Incentivized Resume Rating (IRR) is a method that allows researchers to investigate how firms make employment decisions. In an IRR study, employers rate resumes they know to be hypothetical and are then matched with real job applicants based on how they rate the hypothetical resumes. This matching process incentivizes employers to spend time reviewing the hypothetical resumes and to truthfully report their preferences. This incentive distinguishes IRR from a typical unincentivized survey, while the transparent recruitment process distinguishes it from a resume audit study.
IRR was developed by economists Judd B. Kessler, Corinne Low, and Colin Sullivan. A paper describing IRR and its first application was published in the American Economic Review (Nov 2019, lead article). The study investigated the preferences of recruiters hiring undergraduates from the University of Pennsylvania. Among other results, it uncovered evidence of biases that may be present among recruiters at elite firms.
Planning your IRR Study
To help you run your own IRR study, we have outlined the steps to run an IRR study here.
1. Collect Resumes from applicants who are interested in being recommended to employers. You can use these resumes to create components for your hypothetical resumes. For example, we used work experience, extracurricular (or “leadership”) activities, and skills as components.

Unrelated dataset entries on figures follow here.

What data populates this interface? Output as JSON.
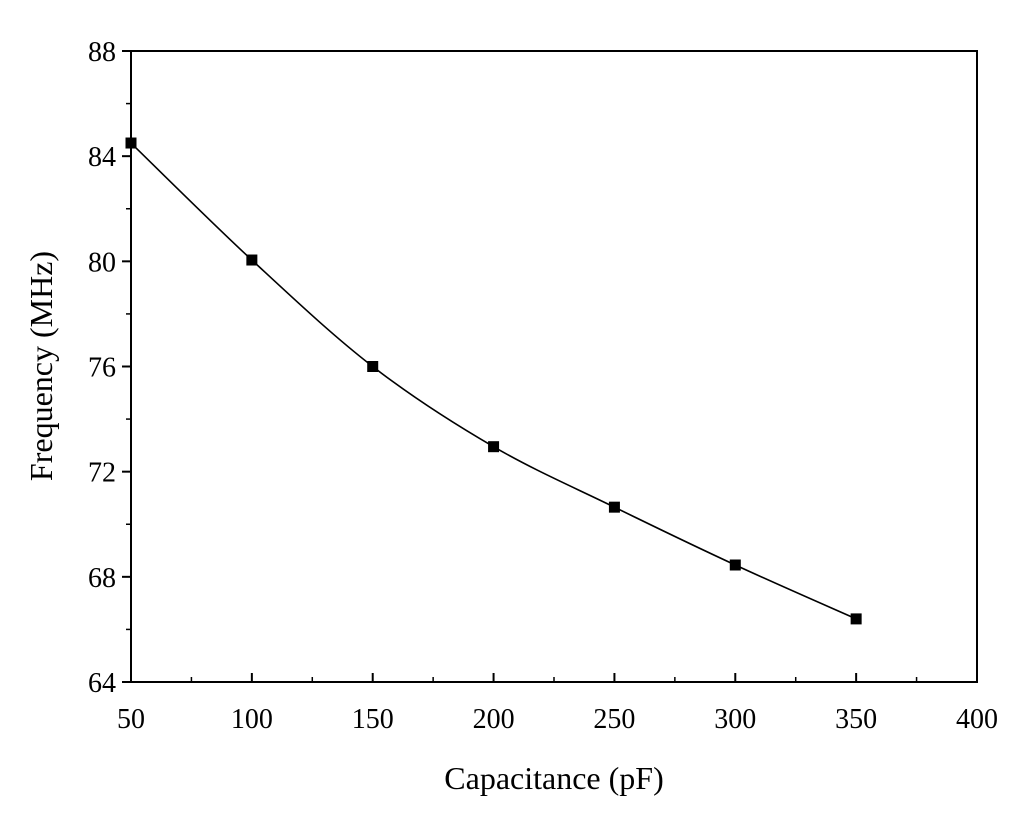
{
  "chart_data": {
    "type": "line",
    "xlabel": "Capacitance (pF)",
    "ylabel": "Frequency (MHz)",
    "xlim": [
      50,
      400
    ],
    "ylim": [
      64,
      88
    ],
    "xticks": [
      50,
      100,
      150,
      200,
      250,
      300,
      350,
      400
    ],
    "yticks": [
      64,
      68,
      72,
      76,
      80,
      84,
      88
    ],
    "grid": false,
    "marker": "square",
    "series": [
      {
        "x": [
          50,
          100,
          150,
          200,
          250,
          300,
          350
        ],
        "y": [
          84.5,
          80.05,
          76.0,
          72.95,
          70.65,
          68.45,
          66.4
        ]
      }
    ],
    "colors": {
      "line": "#000000",
      "marker": "#000000",
      "axes": "#000000"
    }
  }
}
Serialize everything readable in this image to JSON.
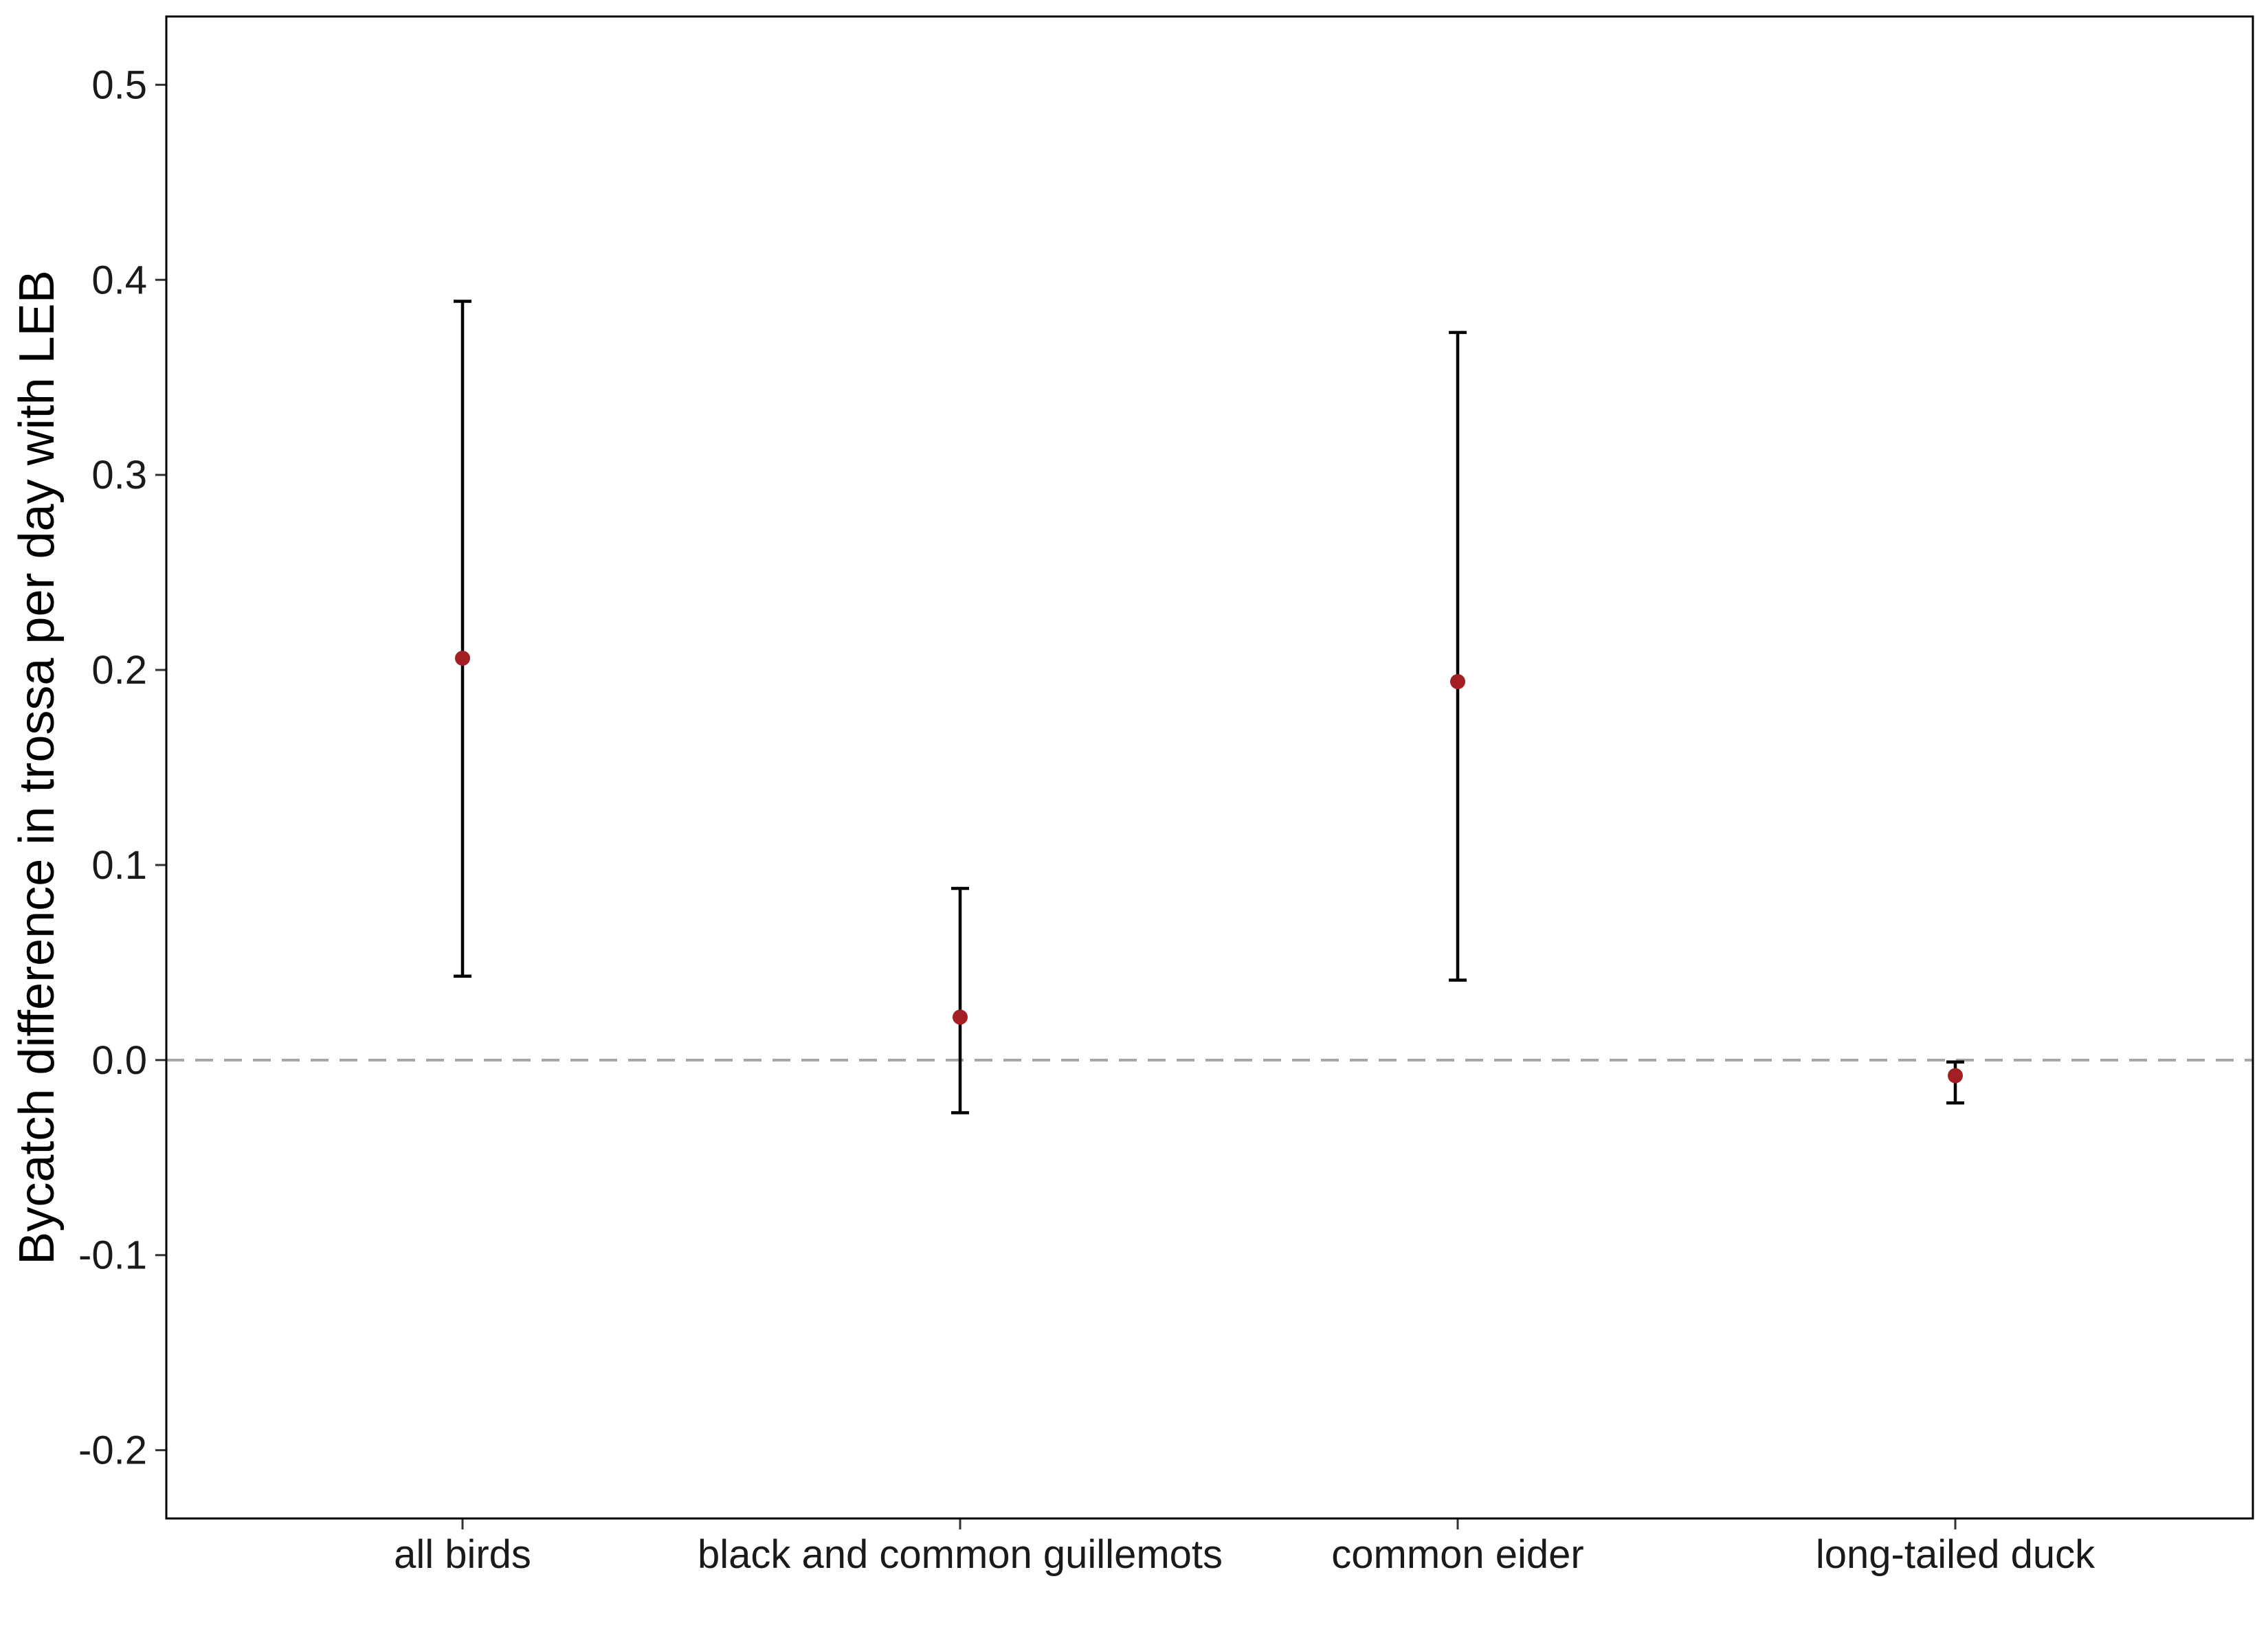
{
  "chart_data": {
    "type": "scatter",
    "title": "",
    "xlabel": "",
    "ylabel": "Bycatch difference in trossa per day with LEB",
    "categories": [
      "all birds",
      "black and common guillemots",
      "common eider",
      "long-tailed duck"
    ],
    "values": [
      0.206,
      0.022,
      0.194,
      -0.008
    ],
    "lower": [
      0.043,
      -0.027,
      0.041,
      -0.022
    ],
    "upper": [
      0.389,
      0.088,
      0.373,
      -0.001
    ],
    "ylim": [
      -0.235,
      0.535
    ],
    "yticks": [
      -0.2,
      -0.1,
      0.0,
      0.1,
      0.2,
      0.3,
      0.4,
      0.5
    ],
    "ytick_labels": [
      "-0.2",
      "-0.1",
      "0.0",
      "0.1",
      "0.2",
      "0.3",
      "0.4",
      "0.5"
    ],
    "reference_line": 0.0,
    "grid": false,
    "point_color": "#a31f24",
    "errorbar_color": "#000000",
    "reference_line_color": "#a6a6a6"
  }
}
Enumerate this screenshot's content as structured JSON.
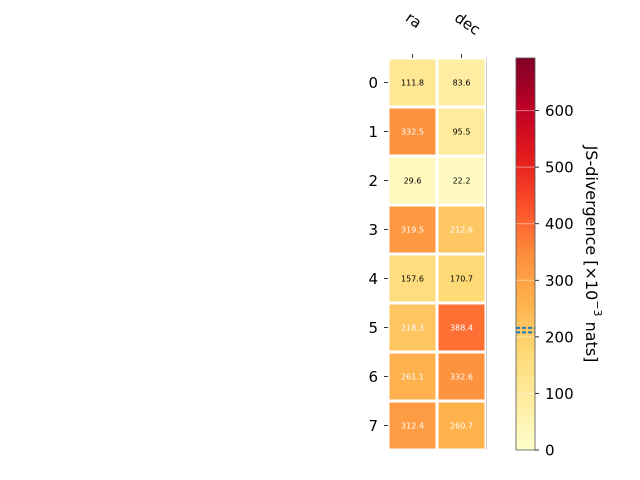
{
  "chart_data": {
    "type": "heatmap",
    "columns": [
      "ra",
      "dec"
    ],
    "rows": [
      "0",
      "1",
      "2",
      "3",
      "4",
      "5",
      "6",
      "7"
    ],
    "values": [
      [
        111.8,
        83.6
      ],
      [
        332.5,
        95.5
      ],
      [
        29.6,
        22.2
      ],
      [
        319.5,
        212.6
      ],
      [
        157.6,
        170.7
      ],
      [
        218.3,
        388.4
      ],
      [
        261.1,
        332.6
      ],
      [
        312.4,
        260.7
      ]
    ],
    "value_labels": [
      [
        "111.8",
        "83.6"
      ],
      [
        "332.5",
        "95.5"
      ],
      [
        "29.6",
        "22.2"
      ],
      [
        "319.5",
        "212.6"
      ],
      [
        "157.6",
        "170.7"
      ],
      [
        "218.3",
        "388.4"
      ],
      [
        "261.1",
        "332.6"
      ],
      [
        "312.4",
        "260.7"
      ]
    ],
    "colorbar": {
      "label_prefix": "JS-divergence [×10",
      "label_exponent": "−3",
      "label_suffix": " nats]",
      "range": [
        0,
        693
      ],
      "ticks": [
        0,
        100,
        200,
        300,
        400,
        500,
        600
      ],
      "tick_labels": [
        "0",
        "100",
        "200",
        "300",
        "400",
        "500",
        "600"
      ],
      "threshold_lines": [
        208.0,
        216.0
      ],
      "threshold_color": "#1f77b4",
      "colormap": "YlOrRd"
    }
  }
}
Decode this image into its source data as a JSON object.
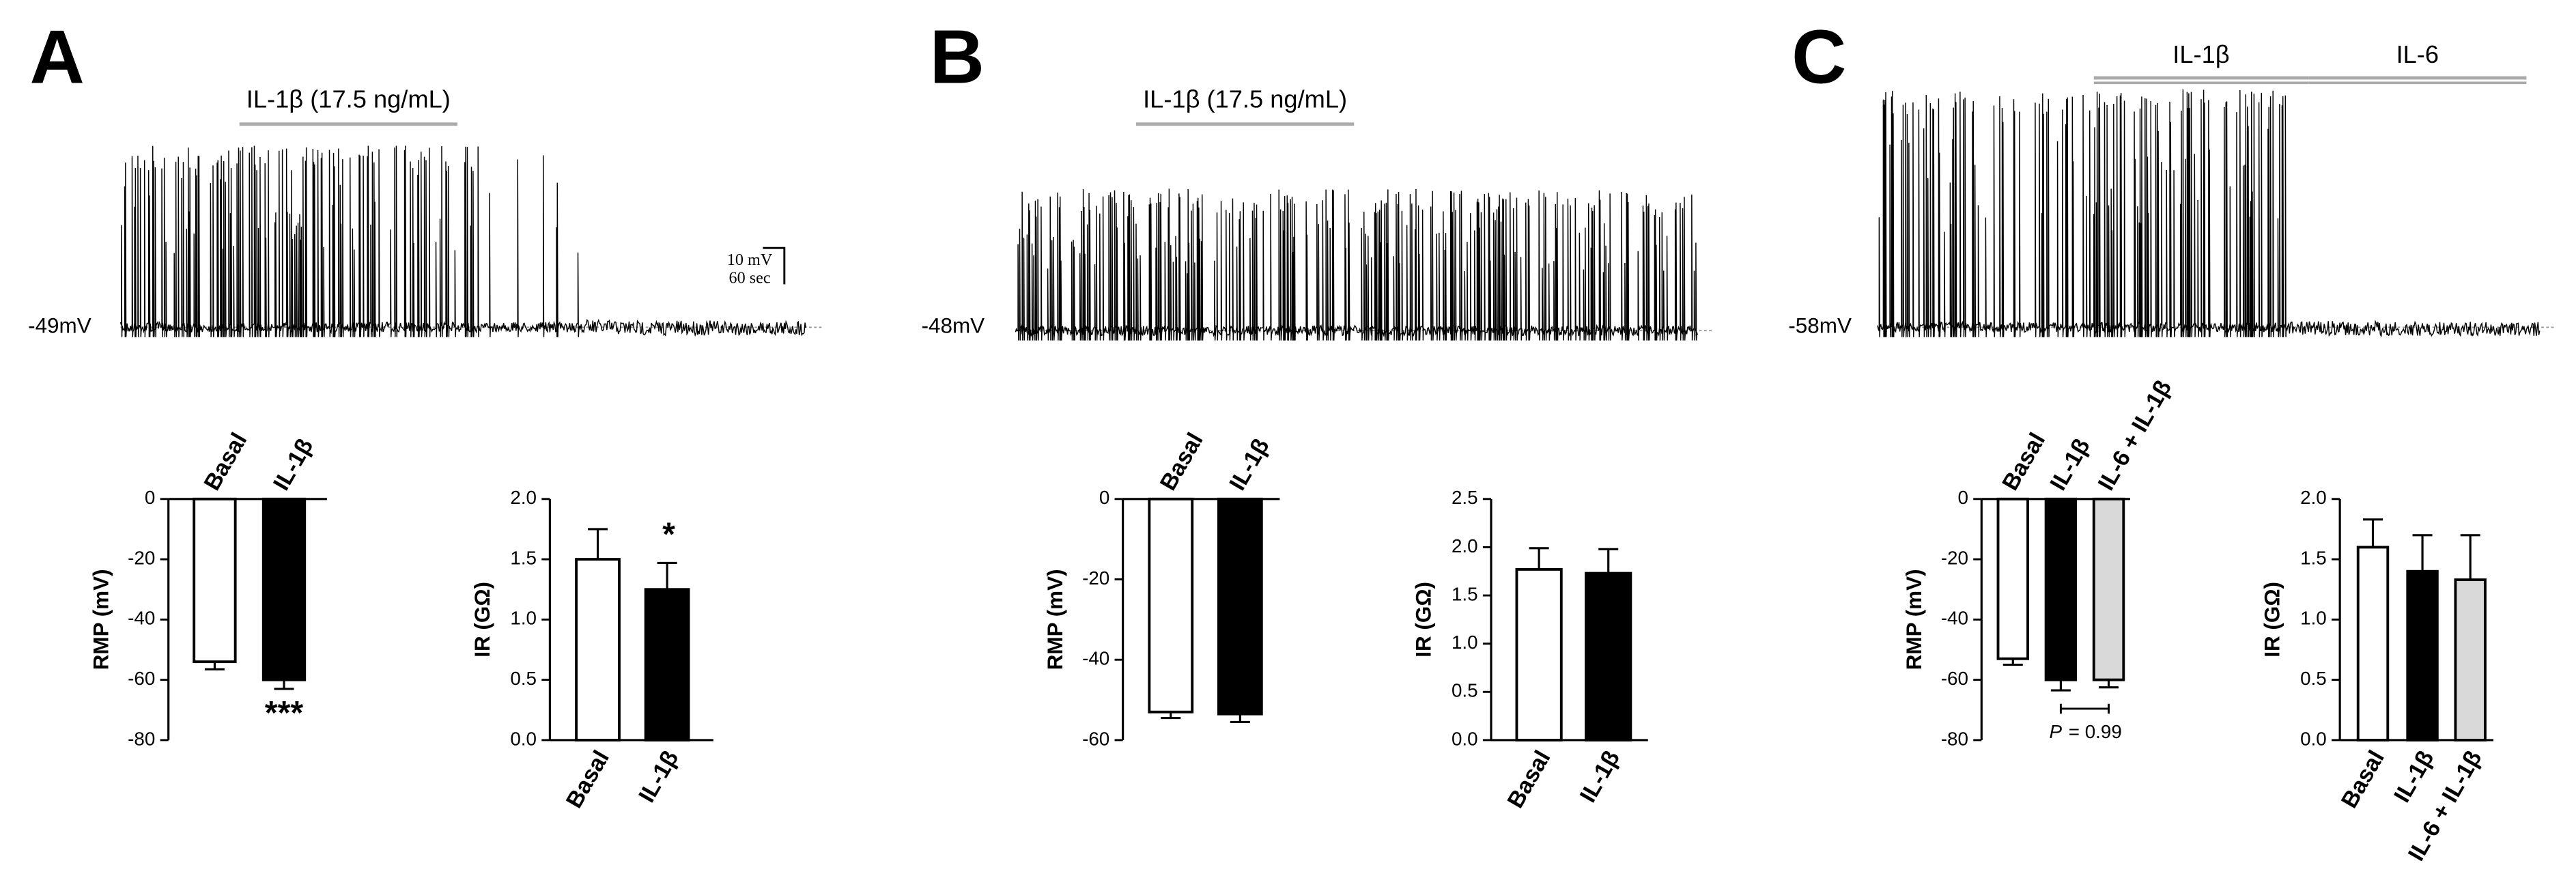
{
  "panels": [
    {
      "label": "A",
      "trace": {
        "stimuli": [
          {
            "label": "IL-1β (17.5 ng/mL)"
          }
        ],
        "baseline_label": "-49mV",
        "scale_bar": [
          "10 mV",
          "60 sec"
        ]
      },
      "charts": [
        {
          "type": "bar",
          "ylabel": "RMP (mV)",
          "categories": [
            "Basal",
            "IL-1β"
          ],
          "values": [
            -54,
            -60
          ],
          "errors": [
            2.5,
            3
          ],
          "colors": [
            "#ffffff",
            "#000000"
          ],
          "ylim": [
            -80,
            0
          ],
          "yticks": [
            0,
            -20,
            -40,
            -60,
            -80
          ],
          "category_labels": "top",
          "annotations": [
            {
              "text": "***"
            }
          ]
        },
        {
          "type": "bar",
          "ylabel": "IR (GΩ)",
          "categories": [
            "Basal",
            "IL-1β"
          ],
          "values": [
            1.5,
            1.25
          ],
          "errors": [
            0.25,
            0.22
          ],
          "colors": [
            "#ffffff",
            "#000000"
          ],
          "ylim": [
            0,
            2
          ],
          "yticks": [
            {
              "value": 0,
              "label": "0.0"
            },
            {
              "value": 0.5,
              "label": "0.5"
            },
            {
              "value": 1,
              "label": "1.0"
            },
            {
              "value": 1.5,
              "label": "1.5"
            },
            {
              "value": 2,
              "label": "2.0"
            }
          ],
          "category_labels": "bottom",
          "annotations": [
            {
              "text": "*"
            }
          ]
        }
      ]
    },
    {
      "label": "B",
      "trace": {
        "stimuli": [
          {
            "label": "IL-1β (17.5 ng/mL)"
          }
        ],
        "baseline_label": "-48mV"
      },
      "charts": [
        {
          "type": "bar",
          "ylabel": "RMP (mV)",
          "categories": [
            "Basal",
            "IL-1β"
          ],
          "values": [
            -53,
            -53.5
          ],
          "errors": [
            1.5,
            2
          ],
          "colors": [
            "#ffffff",
            "#000000"
          ],
          "ylim": [
            -60,
            0
          ],
          "yticks": [
            0,
            -20,
            -40,
            -60
          ],
          "category_labels": "top"
        },
        {
          "type": "bar",
          "ylabel": "IR (GΩ)",
          "categories": [
            "Basal",
            "IL-1β"
          ],
          "values": [
            1.77,
            1.73
          ],
          "errors": [
            0.22,
            0.25
          ],
          "colors": [
            "#ffffff",
            "#000000"
          ],
          "ylim": [
            0,
            2.5
          ],
          "yticks": [
            {
              "value": 0,
              "label": "0.0"
            },
            {
              "value": 0.5,
              "label": "0.5"
            },
            {
              "value": 1,
              "label": "1.0"
            },
            {
              "value": 1.5,
              "label": "1.5"
            },
            {
              "value": 2,
              "label": "2.0"
            },
            {
              "value": 2.5,
              "label": "2.5"
            }
          ],
          "category_labels": "bottom"
        }
      ]
    },
    {
      "label": "C",
      "trace": {
        "stimuli": [
          {
            "label": "IL-1β"
          },
          {
            "label": "IL-6"
          }
        ],
        "baseline_label": "-58mV"
      },
      "charts": [
        {
          "type": "bar",
          "ylabel": "RMP (mV)",
          "categories": [
            "Basal",
            "IL-1β",
            "IL-6 + IL-1β"
          ],
          "values": [
            -53,
            -60,
            -60
          ],
          "errors": [
            2,
            3.5,
            2.5
          ],
          "colors": [
            "#ffffff",
            "#000000",
            "#d9d9d9"
          ],
          "ylim": [
            -80,
            0
          ],
          "yticks": [
            0,
            -20,
            -40,
            -60,
            -80
          ],
          "category_labels": "top",
          "annotations": [
            {
              "italic": "P",
              "text": "= 0.99"
            }
          ]
        },
        {
          "type": "bar",
          "ylabel": "IR (GΩ)",
          "categories": [
            "Basal",
            "IL-1β",
            "IL-6 + IL-1β"
          ],
          "values": [
            1.6,
            1.4,
            1.33
          ],
          "errors": [
            0.23,
            0.3,
            0.37
          ],
          "colors": [
            "#ffffff",
            "#000000",
            "#d9d9d9"
          ],
          "ylim": [
            0,
            2
          ],
          "yticks": [
            {
              "value": 0,
              "label": "0.0"
            },
            {
              "value": 0.5,
              "label": "0.5"
            },
            {
              "value": 1,
              "label": "1.0"
            },
            {
              "value": 1.5,
              "label": "1.5"
            },
            {
              "value": 2,
              "label": "2.0"
            }
          ],
          "category_labels": "bottom"
        }
      ]
    }
  ]
}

2. Create a survey tool that randomly combines resume components to generate hypothetical resumes and allows employers to rate them. You will need to decide what components you want to randomize and decide on the randomization rules. You will then need to clean these components from the resumes you collected in part 1 or obtain them from other sources (e.g., tables of birth names). To help you get started you can use the template survey tool in our Resource Library.
3. Partner with employers who are interested in being matched with applicants and have them complete your survey tool. After the employers have used the survey tool, use the employers responses to create a personalized list of recommended applicants for each employer.